You may have even witnessed this dynamic externally, when trying to support a friend. Maybe they told you that they thought they were unlovable. And you responded by trying to tell them just how lovable they were, thinking this would reassure them and cheer them up. But instead, they come in full force with a list of all the reasons they are truly unlovable and how you could never know just how unlovable they are. Woah, now you’re finding yourself in a battle with this friend, when you really wanted to support them. We find ourselves in similar battles with our own thoughts.

So, if challenging your thoughts isn’t helping you feel better, then what? Well, what if the biggest problem isn’t the thoughts themselves, but how we relate to them (the power and meaning we assign to them)? And what if instead of a mental battle, what we really need is some self-compassion? And what if these thoughts are rooted in deep beliefs we hold about ourselves, which might need to be processed and explored in therapy? What if we are only treating the symptom and not the cause?

Let’s go back to that quicksand analogy. We know that fighting to get out of quicksand only pulls you deeper in and the only thing that slows the sinking is to stop struggling, lay back, and relax. So, if we are going to stop struggling with our thoughts, what can we do that resembles this? Mindfulness.

Now, I know that mindfulness is a word that gets thrown around a lot these days without much context or explanation of what it means. So let’s clear that up first. Mindfulness is simply paying attention to what is happening in the moment, without judgement. That’s it.

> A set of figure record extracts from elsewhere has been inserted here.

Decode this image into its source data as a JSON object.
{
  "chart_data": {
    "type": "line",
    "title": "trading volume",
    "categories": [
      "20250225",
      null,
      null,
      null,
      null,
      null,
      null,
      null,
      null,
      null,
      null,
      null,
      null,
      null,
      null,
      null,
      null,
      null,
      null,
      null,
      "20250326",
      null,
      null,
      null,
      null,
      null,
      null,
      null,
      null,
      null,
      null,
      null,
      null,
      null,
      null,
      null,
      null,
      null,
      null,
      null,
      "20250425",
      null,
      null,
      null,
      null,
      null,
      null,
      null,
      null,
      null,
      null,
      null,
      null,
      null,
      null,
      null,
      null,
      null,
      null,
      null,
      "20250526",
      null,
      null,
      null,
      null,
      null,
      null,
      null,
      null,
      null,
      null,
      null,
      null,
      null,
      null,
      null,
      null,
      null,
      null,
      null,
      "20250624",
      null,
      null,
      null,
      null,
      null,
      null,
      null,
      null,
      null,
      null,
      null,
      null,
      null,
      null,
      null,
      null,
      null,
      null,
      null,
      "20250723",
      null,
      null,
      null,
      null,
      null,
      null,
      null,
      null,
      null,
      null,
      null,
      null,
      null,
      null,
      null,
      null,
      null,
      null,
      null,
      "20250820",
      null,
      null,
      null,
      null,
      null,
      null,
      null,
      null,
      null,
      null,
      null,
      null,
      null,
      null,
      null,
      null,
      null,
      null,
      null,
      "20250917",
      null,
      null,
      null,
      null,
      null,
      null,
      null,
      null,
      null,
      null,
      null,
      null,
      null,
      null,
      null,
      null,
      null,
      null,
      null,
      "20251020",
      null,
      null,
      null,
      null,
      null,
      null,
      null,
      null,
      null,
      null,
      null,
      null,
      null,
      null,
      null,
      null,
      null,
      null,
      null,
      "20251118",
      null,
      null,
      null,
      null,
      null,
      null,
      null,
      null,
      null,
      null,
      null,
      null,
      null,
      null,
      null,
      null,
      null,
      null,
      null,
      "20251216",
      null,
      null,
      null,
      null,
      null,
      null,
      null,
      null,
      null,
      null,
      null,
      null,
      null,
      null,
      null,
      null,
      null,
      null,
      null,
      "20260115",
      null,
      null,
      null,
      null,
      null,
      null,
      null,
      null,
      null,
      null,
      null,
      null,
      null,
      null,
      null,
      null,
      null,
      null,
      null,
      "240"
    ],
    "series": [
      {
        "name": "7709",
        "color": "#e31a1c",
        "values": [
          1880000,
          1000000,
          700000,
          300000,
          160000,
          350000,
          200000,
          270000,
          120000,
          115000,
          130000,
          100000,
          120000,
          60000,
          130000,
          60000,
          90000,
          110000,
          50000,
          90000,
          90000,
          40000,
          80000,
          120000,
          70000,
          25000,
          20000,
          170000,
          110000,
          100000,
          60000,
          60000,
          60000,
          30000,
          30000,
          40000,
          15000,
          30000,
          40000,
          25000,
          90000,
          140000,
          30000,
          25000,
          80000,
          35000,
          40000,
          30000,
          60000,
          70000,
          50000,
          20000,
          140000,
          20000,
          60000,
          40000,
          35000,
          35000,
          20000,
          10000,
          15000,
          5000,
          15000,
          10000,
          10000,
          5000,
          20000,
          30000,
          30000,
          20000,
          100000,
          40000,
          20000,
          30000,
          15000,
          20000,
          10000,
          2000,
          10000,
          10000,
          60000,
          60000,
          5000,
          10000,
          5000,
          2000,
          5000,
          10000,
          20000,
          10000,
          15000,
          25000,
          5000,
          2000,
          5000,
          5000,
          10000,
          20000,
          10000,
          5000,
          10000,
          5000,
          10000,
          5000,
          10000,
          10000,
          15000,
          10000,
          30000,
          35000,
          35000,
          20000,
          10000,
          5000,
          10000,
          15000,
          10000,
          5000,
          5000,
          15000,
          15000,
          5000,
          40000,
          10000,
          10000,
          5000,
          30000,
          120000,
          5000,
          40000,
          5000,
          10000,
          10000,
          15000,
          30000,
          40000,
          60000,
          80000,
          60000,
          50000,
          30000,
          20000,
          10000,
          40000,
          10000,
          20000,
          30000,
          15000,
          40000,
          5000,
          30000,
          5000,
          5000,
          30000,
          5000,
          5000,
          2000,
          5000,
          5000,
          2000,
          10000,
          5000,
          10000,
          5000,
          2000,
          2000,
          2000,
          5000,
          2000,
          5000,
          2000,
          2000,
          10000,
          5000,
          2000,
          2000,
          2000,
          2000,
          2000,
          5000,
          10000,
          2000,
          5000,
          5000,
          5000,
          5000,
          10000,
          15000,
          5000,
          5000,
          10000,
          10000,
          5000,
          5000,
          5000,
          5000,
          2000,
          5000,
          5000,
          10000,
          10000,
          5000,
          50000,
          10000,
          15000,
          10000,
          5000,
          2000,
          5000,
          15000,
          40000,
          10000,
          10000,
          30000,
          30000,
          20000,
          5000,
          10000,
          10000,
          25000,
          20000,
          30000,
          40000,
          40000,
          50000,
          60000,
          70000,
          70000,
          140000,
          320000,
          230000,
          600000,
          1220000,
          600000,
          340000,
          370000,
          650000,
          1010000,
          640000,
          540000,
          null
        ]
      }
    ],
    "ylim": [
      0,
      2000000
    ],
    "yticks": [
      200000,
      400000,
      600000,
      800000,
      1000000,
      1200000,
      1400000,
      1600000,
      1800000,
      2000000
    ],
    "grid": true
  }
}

Mindfulness means that, rather than struggling with the thought, we allow it to be. We don’t try to change it or stop it or push it away. We observe it, without judgment. And we do this from a place of awareness that we are not our thoughts. And that no thought stays forever.

Our default is to accept our thoughts as true and real. To identify with them and assign meaning to them. When we do this, we are also assigning power to them, and our negative thoughts tend to hold a lot of power. When you have a thought like “I’m stupid,” the painful emotional experience that follows doesn’t come from that thought itself, but the identification with that thought as being true and the power it holds to determine your worthiness. So, we can see that it is in how we relate to our thoughts that we are most affected by them.

The truth is that we have thousands (millions?) of thoughts each day. Some are benign. Some are weird and bizarre. Some are funny. And some are painful. When we take a mindful step back and observe our thoughts for what they are—just thoughts, we strip them of some of their power. And when we view our thoughts from this position, we become less entangled with them. Doing this makes room for other things, like curiosity and compassion. We can learn to observe our thoughts with curiosity, without getting sucked into the rabbit hole with them. We can learn to allow them to come and go, without the need to attach, identify, or wrestle with them, like watching leaves floating by on a stream. We can learn to say to ourselves, “Hmm I notice I’m having that thought again and that’s okay. I don’t have to accept it as truth, I can let it just be a thought.”

And we can learn to show ourselves some compassion when those painful thoughts come floating by. It’s okay to acknowledge that those thoughts are hard to deal with and that they are likely rooted in some past painful experiences. Find ways that you can nurture yourself when those thoughts come up. When your friend told you they felt unlovable, maybe they just needed to hear, “Gosh, it sounds like it would be so painful to feel that way. I’m here if you want to talk about it.” Be there for yourself in the way you might be there for a friend. Do something that makes you feel cared for, even if only by your self.

And, finally, find a good therapist who can dive deep with you. Someone to help you use that compassionate curiosity to understand why these thoughts hold so much meaning for you, how you came to believe these things about yourself, and how you can heal those wounded places from which the thoughts are coming. We will never be completely free of any negative thoughts, that’s just part of the human experience. But we can change the way we relate to them and we can form new beliefs about ourselves, which are rooted in worthiness and self-love.